In 2006, Suderburg created the short film Strip. Her feature-length work, Decline and Fall (2007), juxtaposes footage of bombings, aerial surveillance, and protests to draw meaning. It includes World War II archival footage, more recent peace protests in Rome and Los Angeles, and imagery drawn from everyday life.

Suderburg is the editor of Space, Site, Intervention: Situating Installation Art, (2000), a selection of essays on contemporary installation and related forms of site-specific art. She is also the co-editor of Resolutions: Contemporary Video Practices (1996) and Resolutions 3: Global Networks of Video (2012). Resolutions: Contemporary Video Practices brings together critical writings that address the role of independent video in a wide array of countries and cultures. It examines new complications in the medium's site-specificity, given the increase of video sharing and distribution outside the movie theater setting.

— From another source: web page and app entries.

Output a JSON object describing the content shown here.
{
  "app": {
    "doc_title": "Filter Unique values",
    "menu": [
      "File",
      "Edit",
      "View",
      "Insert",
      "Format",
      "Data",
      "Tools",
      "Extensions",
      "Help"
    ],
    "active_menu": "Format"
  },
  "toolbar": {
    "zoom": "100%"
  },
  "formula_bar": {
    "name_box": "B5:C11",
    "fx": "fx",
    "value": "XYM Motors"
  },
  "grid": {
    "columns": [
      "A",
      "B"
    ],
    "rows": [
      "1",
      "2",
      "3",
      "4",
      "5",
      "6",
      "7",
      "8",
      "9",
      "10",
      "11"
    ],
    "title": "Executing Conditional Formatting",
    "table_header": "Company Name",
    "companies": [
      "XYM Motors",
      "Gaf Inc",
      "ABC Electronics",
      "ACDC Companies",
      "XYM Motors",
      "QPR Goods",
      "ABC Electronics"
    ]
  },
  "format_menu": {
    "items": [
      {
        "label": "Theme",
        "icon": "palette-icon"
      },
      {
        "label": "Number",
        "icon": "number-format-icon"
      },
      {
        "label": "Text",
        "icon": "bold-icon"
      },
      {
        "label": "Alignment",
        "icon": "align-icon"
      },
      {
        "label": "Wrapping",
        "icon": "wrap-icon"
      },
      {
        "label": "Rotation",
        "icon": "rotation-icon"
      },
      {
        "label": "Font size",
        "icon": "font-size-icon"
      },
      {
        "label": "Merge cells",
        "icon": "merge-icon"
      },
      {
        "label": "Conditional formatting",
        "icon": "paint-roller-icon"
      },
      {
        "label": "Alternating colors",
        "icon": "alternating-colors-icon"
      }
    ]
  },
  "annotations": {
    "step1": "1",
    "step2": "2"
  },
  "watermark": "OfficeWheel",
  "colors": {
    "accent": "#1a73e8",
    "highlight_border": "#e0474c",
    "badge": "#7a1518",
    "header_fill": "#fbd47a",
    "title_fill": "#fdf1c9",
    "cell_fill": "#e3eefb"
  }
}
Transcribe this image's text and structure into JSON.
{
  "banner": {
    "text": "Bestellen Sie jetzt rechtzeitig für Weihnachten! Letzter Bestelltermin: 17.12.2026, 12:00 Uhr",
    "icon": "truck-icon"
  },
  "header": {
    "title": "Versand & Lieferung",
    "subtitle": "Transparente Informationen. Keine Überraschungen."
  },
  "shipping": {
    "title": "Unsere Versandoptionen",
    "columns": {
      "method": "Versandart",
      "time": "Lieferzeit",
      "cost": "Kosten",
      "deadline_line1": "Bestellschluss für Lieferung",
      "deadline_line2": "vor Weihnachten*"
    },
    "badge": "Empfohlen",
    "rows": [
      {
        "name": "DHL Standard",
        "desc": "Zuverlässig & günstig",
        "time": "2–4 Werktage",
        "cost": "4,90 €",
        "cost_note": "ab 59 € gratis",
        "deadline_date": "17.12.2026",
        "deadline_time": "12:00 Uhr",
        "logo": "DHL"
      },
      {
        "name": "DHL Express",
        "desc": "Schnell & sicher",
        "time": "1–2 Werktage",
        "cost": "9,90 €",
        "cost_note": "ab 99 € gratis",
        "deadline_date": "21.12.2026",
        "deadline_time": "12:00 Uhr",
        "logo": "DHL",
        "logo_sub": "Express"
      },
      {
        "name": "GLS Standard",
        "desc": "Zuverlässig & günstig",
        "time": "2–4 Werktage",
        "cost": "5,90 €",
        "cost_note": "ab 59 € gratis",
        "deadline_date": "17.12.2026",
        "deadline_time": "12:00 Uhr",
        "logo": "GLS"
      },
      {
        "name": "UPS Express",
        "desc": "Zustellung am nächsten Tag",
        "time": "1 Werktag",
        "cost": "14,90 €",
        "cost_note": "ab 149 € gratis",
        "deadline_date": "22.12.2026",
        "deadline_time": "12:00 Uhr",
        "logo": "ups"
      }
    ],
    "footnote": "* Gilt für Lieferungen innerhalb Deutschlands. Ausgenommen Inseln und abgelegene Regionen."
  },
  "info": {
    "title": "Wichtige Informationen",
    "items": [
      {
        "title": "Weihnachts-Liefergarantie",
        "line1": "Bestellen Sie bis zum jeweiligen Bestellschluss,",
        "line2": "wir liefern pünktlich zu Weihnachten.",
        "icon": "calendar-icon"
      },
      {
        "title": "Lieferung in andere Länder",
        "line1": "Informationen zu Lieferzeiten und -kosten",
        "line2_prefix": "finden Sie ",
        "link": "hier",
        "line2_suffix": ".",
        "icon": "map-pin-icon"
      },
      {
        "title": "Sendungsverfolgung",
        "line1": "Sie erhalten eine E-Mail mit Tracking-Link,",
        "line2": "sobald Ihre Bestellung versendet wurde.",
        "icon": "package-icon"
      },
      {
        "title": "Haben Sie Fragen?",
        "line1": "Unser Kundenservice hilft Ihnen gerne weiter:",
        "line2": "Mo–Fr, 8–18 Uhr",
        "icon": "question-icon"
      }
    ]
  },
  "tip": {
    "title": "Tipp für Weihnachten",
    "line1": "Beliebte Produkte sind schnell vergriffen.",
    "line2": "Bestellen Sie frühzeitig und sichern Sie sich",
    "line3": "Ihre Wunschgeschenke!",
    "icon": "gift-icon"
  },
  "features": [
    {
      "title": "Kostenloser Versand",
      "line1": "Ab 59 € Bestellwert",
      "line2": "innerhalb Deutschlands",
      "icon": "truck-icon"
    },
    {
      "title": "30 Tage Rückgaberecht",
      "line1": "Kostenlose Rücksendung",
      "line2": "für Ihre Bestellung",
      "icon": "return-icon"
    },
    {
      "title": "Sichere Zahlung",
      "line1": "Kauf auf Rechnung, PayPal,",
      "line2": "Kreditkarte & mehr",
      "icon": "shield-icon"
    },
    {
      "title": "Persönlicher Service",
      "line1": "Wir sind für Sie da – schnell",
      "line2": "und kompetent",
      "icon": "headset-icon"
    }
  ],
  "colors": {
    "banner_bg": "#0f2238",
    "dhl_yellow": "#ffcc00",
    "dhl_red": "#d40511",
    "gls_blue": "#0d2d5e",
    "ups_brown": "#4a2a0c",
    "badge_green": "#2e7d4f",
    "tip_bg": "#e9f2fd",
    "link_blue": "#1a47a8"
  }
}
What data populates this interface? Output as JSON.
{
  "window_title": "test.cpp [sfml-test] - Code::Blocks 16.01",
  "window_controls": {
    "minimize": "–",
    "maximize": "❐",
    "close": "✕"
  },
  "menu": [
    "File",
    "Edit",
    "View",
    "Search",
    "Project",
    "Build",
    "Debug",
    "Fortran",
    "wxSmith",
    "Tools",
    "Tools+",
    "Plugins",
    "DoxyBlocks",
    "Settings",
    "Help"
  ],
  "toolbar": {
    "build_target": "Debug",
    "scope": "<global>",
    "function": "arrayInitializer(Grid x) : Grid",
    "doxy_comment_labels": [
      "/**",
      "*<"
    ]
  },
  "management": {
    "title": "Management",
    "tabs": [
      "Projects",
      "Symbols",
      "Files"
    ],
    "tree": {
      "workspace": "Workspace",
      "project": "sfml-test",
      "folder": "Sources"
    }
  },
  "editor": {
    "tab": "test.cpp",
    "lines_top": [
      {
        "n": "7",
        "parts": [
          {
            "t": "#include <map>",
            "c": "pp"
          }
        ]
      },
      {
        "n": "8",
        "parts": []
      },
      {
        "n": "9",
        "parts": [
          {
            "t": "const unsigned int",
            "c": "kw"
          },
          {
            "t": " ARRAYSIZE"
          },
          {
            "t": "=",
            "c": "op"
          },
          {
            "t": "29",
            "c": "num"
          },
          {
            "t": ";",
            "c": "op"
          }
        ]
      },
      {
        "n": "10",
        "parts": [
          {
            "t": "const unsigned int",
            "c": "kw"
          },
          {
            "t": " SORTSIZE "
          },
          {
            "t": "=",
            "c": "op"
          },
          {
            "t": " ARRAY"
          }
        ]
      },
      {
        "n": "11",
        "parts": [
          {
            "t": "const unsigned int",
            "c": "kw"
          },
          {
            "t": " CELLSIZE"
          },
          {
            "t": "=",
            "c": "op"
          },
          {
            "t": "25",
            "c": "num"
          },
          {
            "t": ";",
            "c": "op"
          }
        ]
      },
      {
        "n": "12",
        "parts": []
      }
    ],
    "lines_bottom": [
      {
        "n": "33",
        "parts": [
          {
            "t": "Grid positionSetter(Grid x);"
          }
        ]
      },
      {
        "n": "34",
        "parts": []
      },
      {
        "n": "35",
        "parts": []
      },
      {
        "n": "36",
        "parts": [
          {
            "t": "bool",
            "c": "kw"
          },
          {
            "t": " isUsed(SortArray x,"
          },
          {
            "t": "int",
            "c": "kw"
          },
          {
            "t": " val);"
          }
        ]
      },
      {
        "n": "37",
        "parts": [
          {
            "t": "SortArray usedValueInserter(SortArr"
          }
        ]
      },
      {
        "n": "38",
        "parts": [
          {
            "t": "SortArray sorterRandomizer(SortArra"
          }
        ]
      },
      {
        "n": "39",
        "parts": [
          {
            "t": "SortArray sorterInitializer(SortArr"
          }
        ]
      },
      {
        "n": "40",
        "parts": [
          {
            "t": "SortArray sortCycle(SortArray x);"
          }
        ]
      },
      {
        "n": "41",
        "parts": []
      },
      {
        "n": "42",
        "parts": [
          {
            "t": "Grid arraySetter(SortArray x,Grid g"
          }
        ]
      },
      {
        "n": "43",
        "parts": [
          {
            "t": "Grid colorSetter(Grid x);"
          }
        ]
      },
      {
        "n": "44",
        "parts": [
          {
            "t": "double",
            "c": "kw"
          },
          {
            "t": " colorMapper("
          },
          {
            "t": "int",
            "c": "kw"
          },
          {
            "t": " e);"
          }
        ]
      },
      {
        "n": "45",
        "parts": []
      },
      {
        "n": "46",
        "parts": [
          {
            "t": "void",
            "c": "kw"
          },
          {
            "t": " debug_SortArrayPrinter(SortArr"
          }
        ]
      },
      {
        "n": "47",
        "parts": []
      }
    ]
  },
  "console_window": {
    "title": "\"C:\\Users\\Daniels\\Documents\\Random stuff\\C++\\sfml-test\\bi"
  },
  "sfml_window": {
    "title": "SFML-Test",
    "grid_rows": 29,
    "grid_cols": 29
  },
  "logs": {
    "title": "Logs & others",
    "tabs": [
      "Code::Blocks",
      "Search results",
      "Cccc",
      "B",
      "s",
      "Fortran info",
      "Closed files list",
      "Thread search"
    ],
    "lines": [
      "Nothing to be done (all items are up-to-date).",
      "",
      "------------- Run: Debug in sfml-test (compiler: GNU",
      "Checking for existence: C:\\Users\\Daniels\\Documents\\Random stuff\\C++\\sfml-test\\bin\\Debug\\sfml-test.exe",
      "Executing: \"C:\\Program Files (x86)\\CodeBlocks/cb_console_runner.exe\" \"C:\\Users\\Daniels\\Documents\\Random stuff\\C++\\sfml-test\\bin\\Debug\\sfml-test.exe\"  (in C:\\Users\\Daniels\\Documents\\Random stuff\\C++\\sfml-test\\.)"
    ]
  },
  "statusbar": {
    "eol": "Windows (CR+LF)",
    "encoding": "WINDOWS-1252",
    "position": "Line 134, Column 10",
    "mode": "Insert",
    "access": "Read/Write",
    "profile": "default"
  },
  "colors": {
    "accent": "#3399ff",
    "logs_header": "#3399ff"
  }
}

Suderburg has taught at Otis College of Art and Design, the California Institute of the Arts, and Pasadena's Art Center College of Design. As of 2013, she is a professor at the University of California, Riverside.

===Exhibitions===
Suderburg's work was chosen for the Fukai International Video Biennale in Japan and the 2009 La Biennale de Montréal in Canada. Her films have been screened in New York, California, Japan, Korea, and Europe. Her work has been exhibitedat MOCA, MOMA, in International Film Festivals and at many institutions, including the School of the Visual Arts in New York, The American Academy in Rome, CalArts, FilmForum and USC School of Cinema and Television. In 2012, two of her feature films, Somatography (2000) and Decline and Fall (2007), were screened as part of the Post Pacific Standard Time exhibition at the UCR Sweeney Art Gallery.

===Publications===
(authored)
- "Cold Luminescence and Western In(Sight): Dark Rooms and Wet Lawns" in Pacific Standard Time: Exchange and Evolution. Nancy Buchanan and Kathy Rae Huffman, eds., Long Beach Museum of Art and Getty Museum, 2011.
- "Pat O'Neill and the Western Precipice: An Elemental Table of Objects and the Events That Enfold Them" in Views from Lookout Mountain, Julie Lazar, ed. Berlin: Steidl Verlag and the Santa Monica Museum of Art, 2004.
- "Welcome to the Epidemic." Xtra, Los Angeles, 2004.
- "Working Like A Homosexual" in Journal of the History of Sexuality, San Francisco State University: Department of History, vol. 12, no. 4, October 2003.

(edited)
- Suderburg, Erika (ed.). Space, Site, Intervention: Situating Installation Art. University of Minnesota Press, 2000.
- Ma, Ming-Yuen S., and Erika Suderburg (eds.). Resolutions 3: Global Networks of Video. University of Minnesota Press, 2012.
- Renov, Michael, and Erika Suderburg (eds.). Resolutions: Contemporary Video Practices. University of Minnesota Press, 1995.